# Flecken auf Teichfolie



## Stefan1984 (26. März 2017)

Hallo zusammen,
Ich habe an diesem Wochenende unseren Schwimmteich aus dem Winterschlaf geweckt. Leider haben sich die bereits im letzten Jahr aufgetretenen Flecken weiter ausgebreitet. Die Flecken auf der Teichfolie sind mit einer Bürste fast nicht zu entfernen. Der fotografierte Zustand ist der aktuelle nach der Reinigung und Absaugung. Die zu fotografierten Flecken sind nicht zu entfernen. Lediglich mit dem Fingernagel lassen Sie sich abkratzen.

Es sind zwei Arten von Flecken, welche ich absolut noch zuordnen kann.

- Kreisrunde Flecken, die immer größer werden
- Schwarze unförmige Flecken

Habe mal drei Fotos angehangen.

Daten zum Teich
70m2 Fläche, davon 25m2 Schwimmbereich und der Rest ist Pflanzenzone.
5 Kammer Filter
Pumpe mit einer Leistung von 18.000l pro Stunde
33m3 Inhalt

Könnt Ihr mir helfen, die Flecken einzuordnen und ggf. Tipps zum entfernen und Vorsorge geben?

Vielen Dank.

Schönen Sonntag.
	

	
	
		
		

		
			















Grüße,
Stefan


Gesendet von iPhone mit Tapatalk


----------



## marcus18488 (26. März 2017)

Sieht fasst fast wie Pinselalge aus. 
Aber es gibt hier Spezialisten die vl mehr erkennen als ich


----------



## Stefan1984 (26. März 2017)

Danke für Deine Antwort.Die runden Flecken sind flach ... oder meintest Du die anderen?
Dachte immer Pinselalgen sind buschig. [emoji854]
Gucken wir mal, wer sich noch meldet.

Grüße,
Stefan


Gesendet von iPhone mit Tapatalk


----------



## center (27. März 2017)

Ich hab diese oder so was ähnliches letztes Jahr nach dem Winter im Pool (Chlor) auch gehabt.
Man muss schon ganz schön schrubben, aber wenn sie weg sind, sind sie weg.


----------



## Stefan1984 (27. März 2017)

Leider kamen die Flecken letztes Jahr nach dem Entfernen wieder. Jetzt nach dem Winter haben sie sich weiter ausgebreitet. Dachte bei den Runden Flecken erst an eine Art Pilz, der sich auf der Folie bildet. Kann das sein?

Grüße,
Stefan


Gesendet von iPhone mit Tapatalk


----------



## Stefan1984 (27. März 2017)

Nachtrag: Ich wollte heute mal versucht, unter welchen Umständen die Flecken am einfachsten zu entfernen sind. Ich habe einfach mal ganz dreist einen Kärcher in Richtung Fleck gehalten und geguckt was passiert.

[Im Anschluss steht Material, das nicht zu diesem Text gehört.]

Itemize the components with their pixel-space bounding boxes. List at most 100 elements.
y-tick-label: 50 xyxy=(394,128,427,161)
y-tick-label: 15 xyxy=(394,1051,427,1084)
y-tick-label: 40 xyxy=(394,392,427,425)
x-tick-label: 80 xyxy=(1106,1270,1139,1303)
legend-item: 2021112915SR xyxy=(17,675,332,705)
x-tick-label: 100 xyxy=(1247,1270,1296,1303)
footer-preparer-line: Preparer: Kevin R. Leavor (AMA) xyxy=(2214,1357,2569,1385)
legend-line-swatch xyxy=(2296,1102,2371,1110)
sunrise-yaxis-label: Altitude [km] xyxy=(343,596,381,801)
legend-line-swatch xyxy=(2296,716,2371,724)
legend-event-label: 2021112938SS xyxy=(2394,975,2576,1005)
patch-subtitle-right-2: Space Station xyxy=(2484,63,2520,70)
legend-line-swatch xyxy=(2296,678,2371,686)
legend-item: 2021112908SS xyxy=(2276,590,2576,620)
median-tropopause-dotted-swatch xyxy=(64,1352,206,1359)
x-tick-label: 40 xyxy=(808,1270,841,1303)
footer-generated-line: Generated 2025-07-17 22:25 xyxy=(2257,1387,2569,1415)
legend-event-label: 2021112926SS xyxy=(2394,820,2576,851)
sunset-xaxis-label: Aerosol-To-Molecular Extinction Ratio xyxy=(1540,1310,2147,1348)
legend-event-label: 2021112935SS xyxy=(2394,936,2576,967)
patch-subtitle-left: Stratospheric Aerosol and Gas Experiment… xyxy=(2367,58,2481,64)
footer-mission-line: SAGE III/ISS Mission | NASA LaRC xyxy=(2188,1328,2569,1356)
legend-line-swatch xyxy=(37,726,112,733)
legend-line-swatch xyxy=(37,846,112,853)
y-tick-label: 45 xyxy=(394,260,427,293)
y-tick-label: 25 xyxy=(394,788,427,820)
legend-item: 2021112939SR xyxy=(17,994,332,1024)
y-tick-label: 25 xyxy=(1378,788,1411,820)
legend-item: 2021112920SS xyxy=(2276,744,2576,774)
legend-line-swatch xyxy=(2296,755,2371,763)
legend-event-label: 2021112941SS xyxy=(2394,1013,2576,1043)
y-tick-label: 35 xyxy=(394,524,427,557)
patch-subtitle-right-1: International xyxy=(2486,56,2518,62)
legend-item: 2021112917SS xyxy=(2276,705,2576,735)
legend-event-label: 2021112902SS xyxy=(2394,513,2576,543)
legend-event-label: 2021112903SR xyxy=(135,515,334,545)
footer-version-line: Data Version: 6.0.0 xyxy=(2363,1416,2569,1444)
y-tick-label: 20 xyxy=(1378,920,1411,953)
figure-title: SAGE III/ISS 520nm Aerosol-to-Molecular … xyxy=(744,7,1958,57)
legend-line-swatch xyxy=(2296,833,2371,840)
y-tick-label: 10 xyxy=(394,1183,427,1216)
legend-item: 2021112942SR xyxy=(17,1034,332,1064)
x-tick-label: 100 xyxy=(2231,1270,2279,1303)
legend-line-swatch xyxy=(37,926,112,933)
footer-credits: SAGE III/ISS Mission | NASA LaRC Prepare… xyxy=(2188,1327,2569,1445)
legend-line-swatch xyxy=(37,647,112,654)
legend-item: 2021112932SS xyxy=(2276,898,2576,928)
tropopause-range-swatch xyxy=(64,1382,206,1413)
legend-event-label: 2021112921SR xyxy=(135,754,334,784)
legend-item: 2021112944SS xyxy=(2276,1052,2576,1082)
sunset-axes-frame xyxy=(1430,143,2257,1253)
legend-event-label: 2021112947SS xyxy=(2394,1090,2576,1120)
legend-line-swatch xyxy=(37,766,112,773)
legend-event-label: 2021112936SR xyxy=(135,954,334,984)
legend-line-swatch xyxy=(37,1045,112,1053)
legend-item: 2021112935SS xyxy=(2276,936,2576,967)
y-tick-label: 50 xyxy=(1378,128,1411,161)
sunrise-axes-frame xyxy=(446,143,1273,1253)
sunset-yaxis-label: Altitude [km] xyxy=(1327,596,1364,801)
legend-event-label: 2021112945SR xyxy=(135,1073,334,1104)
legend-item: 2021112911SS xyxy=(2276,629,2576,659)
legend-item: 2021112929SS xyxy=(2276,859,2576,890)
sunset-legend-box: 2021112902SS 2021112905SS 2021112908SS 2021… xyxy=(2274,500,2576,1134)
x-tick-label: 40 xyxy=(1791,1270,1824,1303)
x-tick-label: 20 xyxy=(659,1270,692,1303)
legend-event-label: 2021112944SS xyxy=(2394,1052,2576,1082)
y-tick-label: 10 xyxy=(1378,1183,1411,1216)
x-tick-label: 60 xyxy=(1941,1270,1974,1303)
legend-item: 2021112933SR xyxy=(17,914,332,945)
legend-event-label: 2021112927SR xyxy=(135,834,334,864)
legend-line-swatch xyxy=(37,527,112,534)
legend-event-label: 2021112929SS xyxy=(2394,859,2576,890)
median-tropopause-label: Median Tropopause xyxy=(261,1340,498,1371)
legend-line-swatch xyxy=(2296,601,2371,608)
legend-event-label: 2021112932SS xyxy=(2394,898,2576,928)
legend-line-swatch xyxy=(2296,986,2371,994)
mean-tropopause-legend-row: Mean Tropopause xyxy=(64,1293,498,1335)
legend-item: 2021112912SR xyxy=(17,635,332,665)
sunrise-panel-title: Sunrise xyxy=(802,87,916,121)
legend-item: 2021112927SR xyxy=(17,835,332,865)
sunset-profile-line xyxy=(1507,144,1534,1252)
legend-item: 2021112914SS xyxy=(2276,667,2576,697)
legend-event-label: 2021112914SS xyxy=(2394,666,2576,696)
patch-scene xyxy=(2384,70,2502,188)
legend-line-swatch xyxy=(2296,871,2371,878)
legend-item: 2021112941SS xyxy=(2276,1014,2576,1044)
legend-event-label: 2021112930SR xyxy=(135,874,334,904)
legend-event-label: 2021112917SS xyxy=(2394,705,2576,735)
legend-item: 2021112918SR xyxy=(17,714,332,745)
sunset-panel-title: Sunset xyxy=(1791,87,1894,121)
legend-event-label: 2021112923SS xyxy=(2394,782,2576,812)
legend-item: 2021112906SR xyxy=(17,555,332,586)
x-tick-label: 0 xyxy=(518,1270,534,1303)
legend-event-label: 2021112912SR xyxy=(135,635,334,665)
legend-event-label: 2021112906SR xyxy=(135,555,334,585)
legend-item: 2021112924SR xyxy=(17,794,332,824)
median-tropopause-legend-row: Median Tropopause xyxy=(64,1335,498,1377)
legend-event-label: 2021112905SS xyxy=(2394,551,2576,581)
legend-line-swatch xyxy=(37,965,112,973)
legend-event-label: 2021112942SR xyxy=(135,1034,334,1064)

Die kreisrunden Flecken sind auch nicht mit einem Kärcher zu entfernen. Nach wie vor nur mit dem Fingernagel.

Die unförmigen Flecken ließen sich nur sehr schwer entfernen. Die Spitze des Kärchers musste allerdings sehr nah an den Fleck gehalten werden.

Da mir diese Vorgehensweise zu rabiat gegenüber der Folie und den Nähten ist, ist das natürlich keine Lösung ... doch ich wollte einfach mal wissen wie fest die Flecken sind.

Hat jemand auch schon so etwas erlebt oder eine Lösung? Ich bin absolut verzweifelt.

Grüße,
Stefan


Gesendet von iPhone mit Tapatalk


----------



## RKurzhals (27. März 2017)

Hallo Stefan,
wenn Du Deine arme Folie traktierst, wird die nicht besser von den Behandlungen. Es wird das Gegenteil passieren - Du löst nämlich mit der Behandlung (ganz gleich, ob mechanisch oder chemisch) womöglich Teile oberflächlich heraus (das muß nicht ein Weichmacher sein, bei PE können es auch Polymere mit kürzerer Kettenlänge sein). Im Ergebnis entsteht eine rauere Oberfläche, die wiederum ein besserer Ankerpunkt für neue Algen etc ist... . Da Algen ohnehin in den Teich gelangen, gerätst Du hier in einen ungewünschten Kreislauf... .


----------



## marcus18488 (27. März 2017)

Im Meerwasseraquarium bei mir sind ähnliche Ablagerungen immer wieder an der Scheibe. Da sind es Schwämme, aber ich weiß nicht ob es die auch im Süßwasser gibt. Sind schwer abzubekommen. Aber ist Glas und da kann man härter vorgehen


----------



## mitch (28. März 2017)

marcus18488 schrieb:


> Da sind es Schwämme, aber ich weiß nicht ob es die auch im Süßwasser gibt.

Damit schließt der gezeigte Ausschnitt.